First of all, that it exists. We are blessed to have the resources and personnel to be able to offer a robust virtual program in the midst of a once-in-a-generation global health crisis. Allen-Stevenson boys are also uniquely resilient – they don’t let things get in the way of their learning. I also think that given a student population with adequate support at home, there are benefits to learning over Zoom. There are fewer distractions; smaller class sizes make discussion thoughtful and compelling; less time is wasted with logistical concerns like passing out papers and figuring out groups (thank you, breakout rooms); and it’s surprisingly easy to meet with students one-on-one to review their work. I also feel that the School’s partnership with (and proximity to) Lenox Hill Hospital makes the in-person portion of our program feel safe, so the focus remains on learning at 78th Street.

 

You are an advisor for a group of seventh graders. Can you tell me a bit about that? What does a typical advisory period look like for your boys?

First of all, shout out to my co-advisor, Upper School Learning Specialist Meghan Wall. She’s a pro at this. Together we help the boys manage the stress of remote learning while also cultivating a sense of community. We try to have a different “theme” for each day of the week: Management Monday (planning), Tune Tuesday (boys share their favorite music), Word-up-Wednesday (current events and social issues), Thankful Thursday (gratitude practice), and Fun Friday (games, etc.).

 

Last summer, you taught classes on poetry and editorial writing during A-S Summer Bridge. Can you tell me a bit about both of those classes and why you chose to teach them?

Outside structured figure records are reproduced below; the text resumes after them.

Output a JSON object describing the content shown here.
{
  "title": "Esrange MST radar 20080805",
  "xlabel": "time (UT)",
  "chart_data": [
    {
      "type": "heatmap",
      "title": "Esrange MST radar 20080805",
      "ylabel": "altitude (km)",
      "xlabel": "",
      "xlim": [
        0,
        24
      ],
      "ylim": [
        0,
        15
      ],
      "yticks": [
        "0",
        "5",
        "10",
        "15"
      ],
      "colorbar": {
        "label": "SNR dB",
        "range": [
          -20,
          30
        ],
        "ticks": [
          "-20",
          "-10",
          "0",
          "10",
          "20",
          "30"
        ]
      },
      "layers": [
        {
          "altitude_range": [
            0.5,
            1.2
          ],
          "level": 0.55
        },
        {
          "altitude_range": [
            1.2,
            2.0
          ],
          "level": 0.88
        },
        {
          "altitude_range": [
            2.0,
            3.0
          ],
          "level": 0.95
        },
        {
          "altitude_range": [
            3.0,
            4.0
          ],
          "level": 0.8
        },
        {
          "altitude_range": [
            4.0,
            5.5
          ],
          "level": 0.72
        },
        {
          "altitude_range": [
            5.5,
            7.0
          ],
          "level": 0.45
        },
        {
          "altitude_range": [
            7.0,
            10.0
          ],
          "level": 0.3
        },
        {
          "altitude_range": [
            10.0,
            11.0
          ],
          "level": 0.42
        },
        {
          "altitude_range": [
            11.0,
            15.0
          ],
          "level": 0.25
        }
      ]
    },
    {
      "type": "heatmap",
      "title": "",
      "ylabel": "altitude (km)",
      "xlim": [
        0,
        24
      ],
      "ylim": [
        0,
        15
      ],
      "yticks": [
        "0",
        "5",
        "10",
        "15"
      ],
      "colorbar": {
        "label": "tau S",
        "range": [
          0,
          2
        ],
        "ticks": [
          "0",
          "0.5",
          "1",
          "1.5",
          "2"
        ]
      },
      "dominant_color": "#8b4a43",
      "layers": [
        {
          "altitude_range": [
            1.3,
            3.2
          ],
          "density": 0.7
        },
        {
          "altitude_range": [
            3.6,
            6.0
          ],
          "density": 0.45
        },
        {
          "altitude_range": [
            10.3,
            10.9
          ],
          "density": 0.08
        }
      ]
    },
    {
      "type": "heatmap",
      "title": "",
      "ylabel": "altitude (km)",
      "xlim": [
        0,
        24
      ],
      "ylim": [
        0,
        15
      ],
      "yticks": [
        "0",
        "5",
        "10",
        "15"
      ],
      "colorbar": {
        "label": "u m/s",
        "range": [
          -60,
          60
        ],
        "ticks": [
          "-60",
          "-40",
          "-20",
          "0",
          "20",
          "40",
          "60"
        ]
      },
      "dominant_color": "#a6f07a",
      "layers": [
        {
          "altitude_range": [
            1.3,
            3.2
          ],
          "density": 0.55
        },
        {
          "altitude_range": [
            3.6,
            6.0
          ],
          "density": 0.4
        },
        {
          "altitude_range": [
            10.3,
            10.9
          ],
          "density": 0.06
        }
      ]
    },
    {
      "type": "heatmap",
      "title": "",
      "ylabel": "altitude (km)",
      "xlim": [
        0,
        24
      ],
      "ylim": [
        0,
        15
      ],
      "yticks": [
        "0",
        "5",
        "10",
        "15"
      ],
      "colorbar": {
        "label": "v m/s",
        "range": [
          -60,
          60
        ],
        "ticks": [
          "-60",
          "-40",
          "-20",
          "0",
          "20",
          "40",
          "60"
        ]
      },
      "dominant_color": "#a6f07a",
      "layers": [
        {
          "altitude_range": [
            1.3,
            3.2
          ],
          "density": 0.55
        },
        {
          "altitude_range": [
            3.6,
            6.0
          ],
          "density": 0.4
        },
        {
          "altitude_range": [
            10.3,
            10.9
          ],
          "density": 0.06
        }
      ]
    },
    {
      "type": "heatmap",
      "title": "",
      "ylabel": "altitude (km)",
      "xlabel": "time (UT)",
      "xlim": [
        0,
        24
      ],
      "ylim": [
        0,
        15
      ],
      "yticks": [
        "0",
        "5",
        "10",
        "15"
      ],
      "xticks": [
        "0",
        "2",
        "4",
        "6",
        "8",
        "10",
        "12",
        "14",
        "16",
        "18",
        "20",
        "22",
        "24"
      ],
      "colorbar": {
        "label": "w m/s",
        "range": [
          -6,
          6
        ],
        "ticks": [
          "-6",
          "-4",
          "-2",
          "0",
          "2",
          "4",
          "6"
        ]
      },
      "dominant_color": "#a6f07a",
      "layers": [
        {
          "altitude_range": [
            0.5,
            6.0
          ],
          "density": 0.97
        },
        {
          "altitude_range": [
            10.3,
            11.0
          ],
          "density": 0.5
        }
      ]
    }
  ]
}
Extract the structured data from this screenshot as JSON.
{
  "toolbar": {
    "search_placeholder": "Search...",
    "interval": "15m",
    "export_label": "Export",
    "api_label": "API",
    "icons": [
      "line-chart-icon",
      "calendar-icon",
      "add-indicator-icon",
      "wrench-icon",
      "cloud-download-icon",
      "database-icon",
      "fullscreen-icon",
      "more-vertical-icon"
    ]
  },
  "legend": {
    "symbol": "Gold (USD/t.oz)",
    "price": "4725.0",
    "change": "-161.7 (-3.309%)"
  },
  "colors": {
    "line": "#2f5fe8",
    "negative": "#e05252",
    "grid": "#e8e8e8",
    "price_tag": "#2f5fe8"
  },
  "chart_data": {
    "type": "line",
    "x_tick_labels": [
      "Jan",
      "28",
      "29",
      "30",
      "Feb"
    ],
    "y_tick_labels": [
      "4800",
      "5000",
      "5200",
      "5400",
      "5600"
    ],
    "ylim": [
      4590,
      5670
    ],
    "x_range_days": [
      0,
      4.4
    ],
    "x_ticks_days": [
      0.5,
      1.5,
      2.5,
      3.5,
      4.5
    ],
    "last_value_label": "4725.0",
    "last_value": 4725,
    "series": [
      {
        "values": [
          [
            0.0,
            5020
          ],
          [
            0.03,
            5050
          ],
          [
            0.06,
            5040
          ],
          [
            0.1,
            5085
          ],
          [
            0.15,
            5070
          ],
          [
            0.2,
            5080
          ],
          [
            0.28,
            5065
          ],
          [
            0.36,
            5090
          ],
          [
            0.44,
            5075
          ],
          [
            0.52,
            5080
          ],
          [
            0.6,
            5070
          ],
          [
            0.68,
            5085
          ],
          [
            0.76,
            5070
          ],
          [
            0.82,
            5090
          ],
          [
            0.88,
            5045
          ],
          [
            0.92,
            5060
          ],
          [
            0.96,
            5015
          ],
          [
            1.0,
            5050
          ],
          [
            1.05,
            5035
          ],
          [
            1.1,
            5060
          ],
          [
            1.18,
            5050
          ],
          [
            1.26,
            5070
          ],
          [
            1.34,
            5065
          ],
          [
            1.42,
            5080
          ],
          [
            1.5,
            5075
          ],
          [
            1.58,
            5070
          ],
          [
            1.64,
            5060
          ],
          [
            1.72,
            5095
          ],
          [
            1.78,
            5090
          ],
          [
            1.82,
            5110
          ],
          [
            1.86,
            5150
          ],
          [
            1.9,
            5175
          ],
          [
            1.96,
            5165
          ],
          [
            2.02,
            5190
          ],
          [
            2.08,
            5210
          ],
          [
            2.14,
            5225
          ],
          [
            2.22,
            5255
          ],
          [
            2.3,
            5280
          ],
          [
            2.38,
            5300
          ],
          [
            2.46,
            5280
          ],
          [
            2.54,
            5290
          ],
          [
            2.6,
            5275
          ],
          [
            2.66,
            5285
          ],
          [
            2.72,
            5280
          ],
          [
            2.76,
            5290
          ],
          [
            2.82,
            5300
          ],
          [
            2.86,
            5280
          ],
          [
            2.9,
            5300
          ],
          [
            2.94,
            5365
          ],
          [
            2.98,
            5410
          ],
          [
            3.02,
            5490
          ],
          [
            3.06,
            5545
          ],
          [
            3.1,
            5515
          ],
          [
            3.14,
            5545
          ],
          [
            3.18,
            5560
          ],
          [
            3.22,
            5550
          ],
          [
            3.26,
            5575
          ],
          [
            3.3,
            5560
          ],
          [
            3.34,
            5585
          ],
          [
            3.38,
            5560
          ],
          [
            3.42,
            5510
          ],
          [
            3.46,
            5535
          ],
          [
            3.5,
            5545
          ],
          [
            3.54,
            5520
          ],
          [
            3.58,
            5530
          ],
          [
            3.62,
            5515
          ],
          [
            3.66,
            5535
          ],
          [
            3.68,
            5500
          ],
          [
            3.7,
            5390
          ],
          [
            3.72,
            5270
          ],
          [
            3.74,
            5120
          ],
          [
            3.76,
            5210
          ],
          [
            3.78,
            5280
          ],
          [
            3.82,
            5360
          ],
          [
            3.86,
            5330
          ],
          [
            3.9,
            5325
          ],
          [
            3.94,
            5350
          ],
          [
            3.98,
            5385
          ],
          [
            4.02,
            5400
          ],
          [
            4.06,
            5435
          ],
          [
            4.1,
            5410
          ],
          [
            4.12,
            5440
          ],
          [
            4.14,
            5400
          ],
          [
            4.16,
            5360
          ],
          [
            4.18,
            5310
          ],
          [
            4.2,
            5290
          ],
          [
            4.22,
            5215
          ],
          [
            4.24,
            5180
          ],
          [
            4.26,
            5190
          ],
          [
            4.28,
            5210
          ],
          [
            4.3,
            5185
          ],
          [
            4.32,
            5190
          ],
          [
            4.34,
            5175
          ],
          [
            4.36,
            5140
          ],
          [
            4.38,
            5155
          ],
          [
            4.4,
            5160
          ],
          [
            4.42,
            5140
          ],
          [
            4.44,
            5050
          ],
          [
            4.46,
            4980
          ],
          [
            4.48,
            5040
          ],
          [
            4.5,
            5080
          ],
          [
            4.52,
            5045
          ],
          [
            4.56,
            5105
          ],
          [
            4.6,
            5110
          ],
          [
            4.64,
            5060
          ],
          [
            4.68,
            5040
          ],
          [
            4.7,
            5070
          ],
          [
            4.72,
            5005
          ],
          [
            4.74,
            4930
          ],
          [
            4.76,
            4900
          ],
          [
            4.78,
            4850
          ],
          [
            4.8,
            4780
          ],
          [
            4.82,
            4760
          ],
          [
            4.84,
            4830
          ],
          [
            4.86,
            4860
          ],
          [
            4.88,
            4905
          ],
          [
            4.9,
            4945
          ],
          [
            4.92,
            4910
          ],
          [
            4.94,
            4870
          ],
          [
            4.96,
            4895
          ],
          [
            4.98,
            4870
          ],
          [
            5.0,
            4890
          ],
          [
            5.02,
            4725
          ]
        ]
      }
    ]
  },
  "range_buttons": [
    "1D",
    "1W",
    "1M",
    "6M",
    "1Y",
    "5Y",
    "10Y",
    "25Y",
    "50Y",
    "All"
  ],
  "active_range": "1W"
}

Because of the pandemic, I was eager to find a way to fill the time I would otherwise spend travelling with something productive. Though I’ve always made editorial writing and poetry part of my standard English curriculum, I wanted the opportunity to create a course dedicated to these two topics specifically. They are both types of writing that I enjoy, and both offer students a set of skills that they can carry with them beyond the classroom.

 

Do you have any other roles at Allen-Stevenson that our community may not know about?

I’m part of a team of teachers working on English/History interdisciplinary curriculum, and I help out with Monday Morning Meeting – though most in the Upper and Middle School probably know that already.